I use this students for training purposes because the article reports 9 studies and a reasonably large number of studies is needed to have good power to detect selection bias. Also, the article is short and the results are straight forward. Thus, students have no problem filling out the coding sheet that is needed to compute observed power (Coding Sheet).

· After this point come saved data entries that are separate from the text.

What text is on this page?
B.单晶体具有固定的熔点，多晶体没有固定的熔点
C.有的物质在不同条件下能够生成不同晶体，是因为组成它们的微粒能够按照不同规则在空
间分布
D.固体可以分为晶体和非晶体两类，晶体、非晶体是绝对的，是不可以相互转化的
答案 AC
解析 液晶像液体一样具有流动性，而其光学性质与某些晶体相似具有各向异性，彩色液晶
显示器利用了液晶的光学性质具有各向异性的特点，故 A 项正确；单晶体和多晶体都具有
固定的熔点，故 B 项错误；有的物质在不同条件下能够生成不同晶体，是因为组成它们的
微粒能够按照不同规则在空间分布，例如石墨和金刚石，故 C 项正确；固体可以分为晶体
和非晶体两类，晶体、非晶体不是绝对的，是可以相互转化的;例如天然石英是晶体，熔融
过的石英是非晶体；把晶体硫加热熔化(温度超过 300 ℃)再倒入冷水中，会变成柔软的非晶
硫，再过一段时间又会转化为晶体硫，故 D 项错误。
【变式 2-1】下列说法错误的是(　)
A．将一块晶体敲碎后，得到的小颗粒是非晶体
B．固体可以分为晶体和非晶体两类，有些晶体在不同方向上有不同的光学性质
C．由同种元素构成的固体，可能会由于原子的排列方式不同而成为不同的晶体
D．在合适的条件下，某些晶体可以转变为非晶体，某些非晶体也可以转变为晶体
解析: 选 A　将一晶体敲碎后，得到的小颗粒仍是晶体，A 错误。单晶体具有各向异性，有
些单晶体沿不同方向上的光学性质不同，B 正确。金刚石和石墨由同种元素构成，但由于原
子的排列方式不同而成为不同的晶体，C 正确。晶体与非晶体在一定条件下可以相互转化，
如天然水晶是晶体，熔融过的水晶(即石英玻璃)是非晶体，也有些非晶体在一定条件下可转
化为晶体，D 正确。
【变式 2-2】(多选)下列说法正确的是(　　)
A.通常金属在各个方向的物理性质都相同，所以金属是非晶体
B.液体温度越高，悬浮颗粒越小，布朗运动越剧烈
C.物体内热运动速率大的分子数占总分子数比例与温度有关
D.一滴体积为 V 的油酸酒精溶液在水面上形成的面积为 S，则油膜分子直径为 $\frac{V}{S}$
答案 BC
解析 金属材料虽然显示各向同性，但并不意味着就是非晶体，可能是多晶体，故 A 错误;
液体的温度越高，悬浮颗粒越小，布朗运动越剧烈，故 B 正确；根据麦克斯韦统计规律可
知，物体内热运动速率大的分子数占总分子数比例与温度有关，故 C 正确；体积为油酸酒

The results show clear evidence of selection bias that undermine the credibility of the reported results (see also TIVA). Although bias tests are available, few researchers use them to protect themselves from junk science and articles like this one continue to be cited at high rates (683 total, 67 in 2019). A simple way to protect yourself from junk science is to adjust the alpha level to .005 because many questionable practices produce p-values that are just below .05. For example, the lowest p-value in these 9 studies was p = .006. Thus, not a single study was statistically significant with alpha = .005.

Intro to Statistical Power in One Hour

Last week I posted a video that provided an introduction to the basic concepts of statistics, namely effect sizes and sampling error. A test statistic like a t-value, is simply the ratio of the effect size over sampling error. This ratio is also known as a signal to noise ratio. The bigger the signal (effect size), the more likely it is that we will notice it in our study. Similarly, the less noise we have (sampling error), the easier it is to observe even small signals.

In this video, I use the basic concepts of effect sizes and sampling error to introduce the concept of statistical power. Statistical power is defined as the percentage of studies that produce a statistically significant result. When alpha is set to .05, it is the expected percentage of p-values with values below .05.

Statistical power is important to avoid type-II errors; that is, there is a meaningful effect, but the study fails to provide evidence for it. While researchers cannot control the magnitude of effects, they can increase power by lowering sampling error. Thus, researchers should carefully think about the magnitude of the expected effect to plan how large their sample has to be to have a good chance to obtain a significant result. Cohen proposed that a study should have at least 80% power. The planning of sample sizes using power calculation is known as a priori power analysis.

The problem with a priori power analysis is that researchers may fool themselves about effect sizes and conduct studies with insufficient sample sizes. In this case, power will be less than 80%. It is therefore useful to estimate the actual power of studies that are being published. In this video, I show that actual power could be estimated by simply computing the percentage of significant results. However, in reality this approach would be misleading because psychology journals discriminant against non-significant results. This is known as publication bias. Empirical studies show that the percentage of significant results for theoretically important tests is over 90% (Sterling, 1959). This does not mean that mean power of psychological studies is over 90%. It merely suggests that publication bias is present. In a follow up video, I will show how it is possible to estimate power when publication bias is present. This video is important to understand what statistical power.